My cheeks get hot. That might be the first compliment she’s ever given me. “What do I do now?”

“You need to add four Easterlies one by one. You already know how to call them. And to combine them, you say, ‘Connect.’ Make sure you count to five between each draft.”

I do as she says, and with each draft I add, the funnel in front of me grows, until I have a narrow cylinder of force shooting into the sky almost as high as Audra’s did.

So awesome.

“Now you concentrate on all the winds under your control. And you whisper ‘Amplify’ to the Northerlies. Then you jump back as far and fast as you can, or you’ll be in for the ride of your life.”

I jump back as the command is still leaving my lips, and the funnel triples, stretching wide enough to suck up a car, and soaring at least a hundred feet high.

“Holy crap, I can’t believe I did that,” I breathe.

“I can’t either.” But she doesn’t say it meanly. She looks at me and laughs.

Laughs.

It’s the best sound I’ve ever heard.

And then she has to kill the buzz and say, “Now step into the funnel.”

My insides bunch up. “You’re still serious about that?”

“You need to get used to keeping your bearings in a windstorm. And stopping yourself from falling is pretty much the most important skill you can master.”

“Yeah, but isn’t there a way to help me master it that doesn’t involve a hundred-foot free fall from the top of a cyclone?”

“Nothing will motivate you more to get it right. Come on. You can do this, Vane. Do you remember the command I used to call the Southerly to catch me?”

I have a feeling it’s only going to make her more gung ho with her make Vane step into the giant vortex of death plan, but I love seeing her so confident in my skills. So I tell her, “Catch me gently, hear my call. Sweep me softly before I fall.”

“Perfect.
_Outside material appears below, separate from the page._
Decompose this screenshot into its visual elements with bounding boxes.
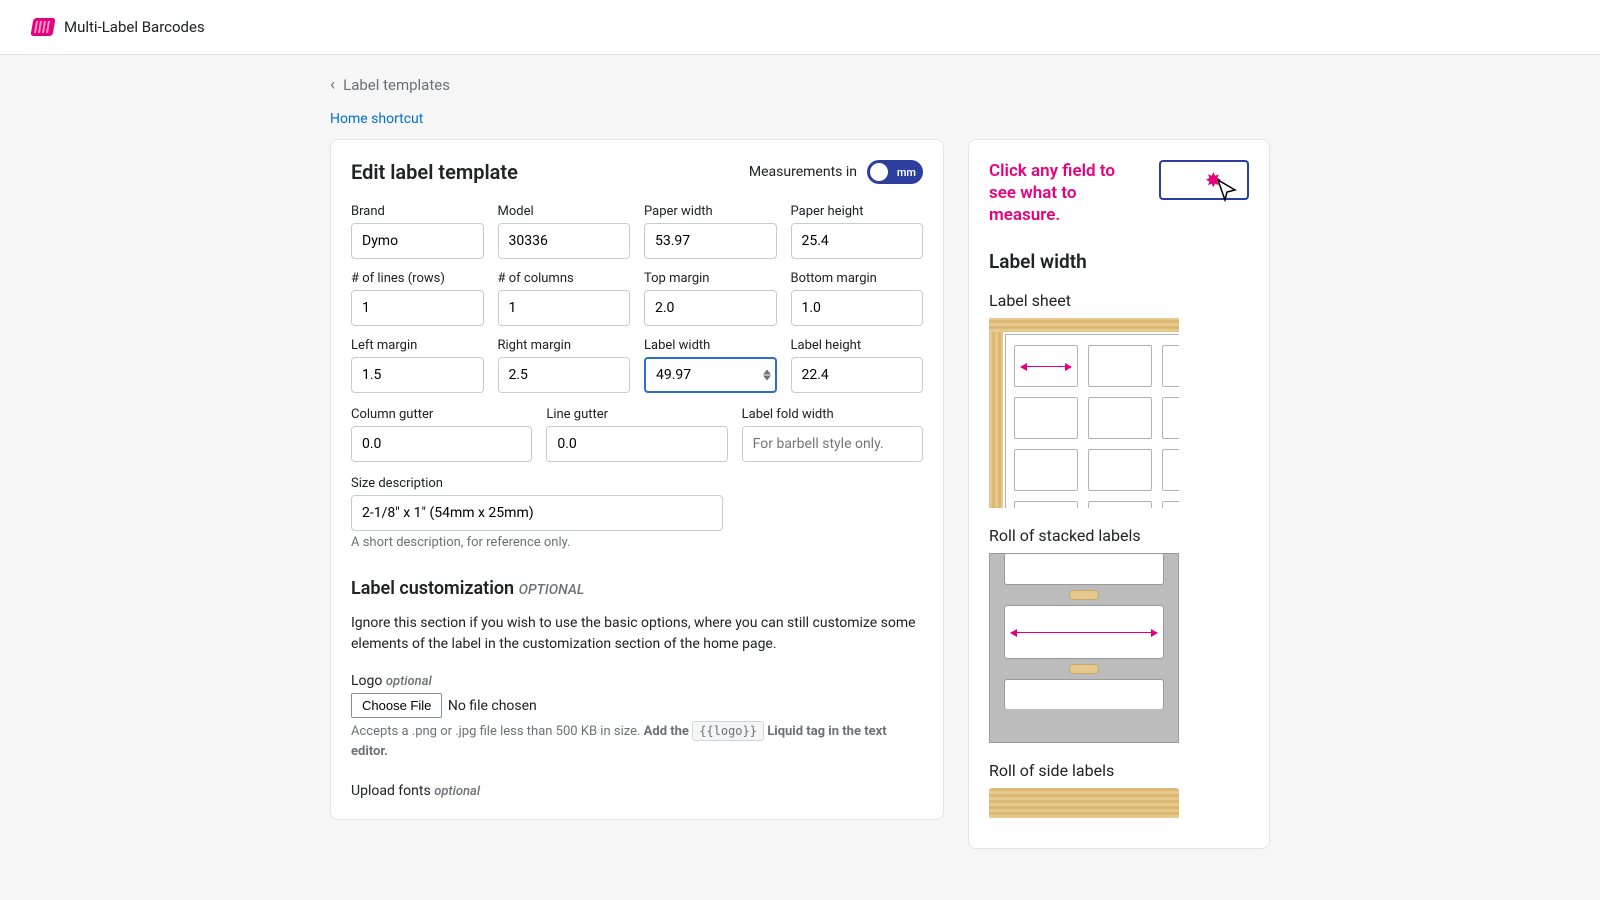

Wait till you’re actually falling before you whisper the command. But don’t wait too long, or it won’t have enough time to slow your landing.”

I stare at the funnel.

“Want me to push you in?” she offers.

Stepping into a tornado screams This is the dumbest thing you will ever do. But I’m finally impressing her.

I close my eyes, take a deep breath, and kind of walk/fall into the funnel.

The roar of the winds drowns out my scream as the gusts shove me skyward so fast I’m certain I’ll throw up. As soon as my stomach returns to its rightful place in my body, that is.

The winds tug at my skin, making it ripple from the force, and for one brilliant second, I’m weightless. Not flying. Not falling. Just floating above it all, nothing but me and the sky. Then I start to drop and can’t—for the life of me—remember a single word of the command I need.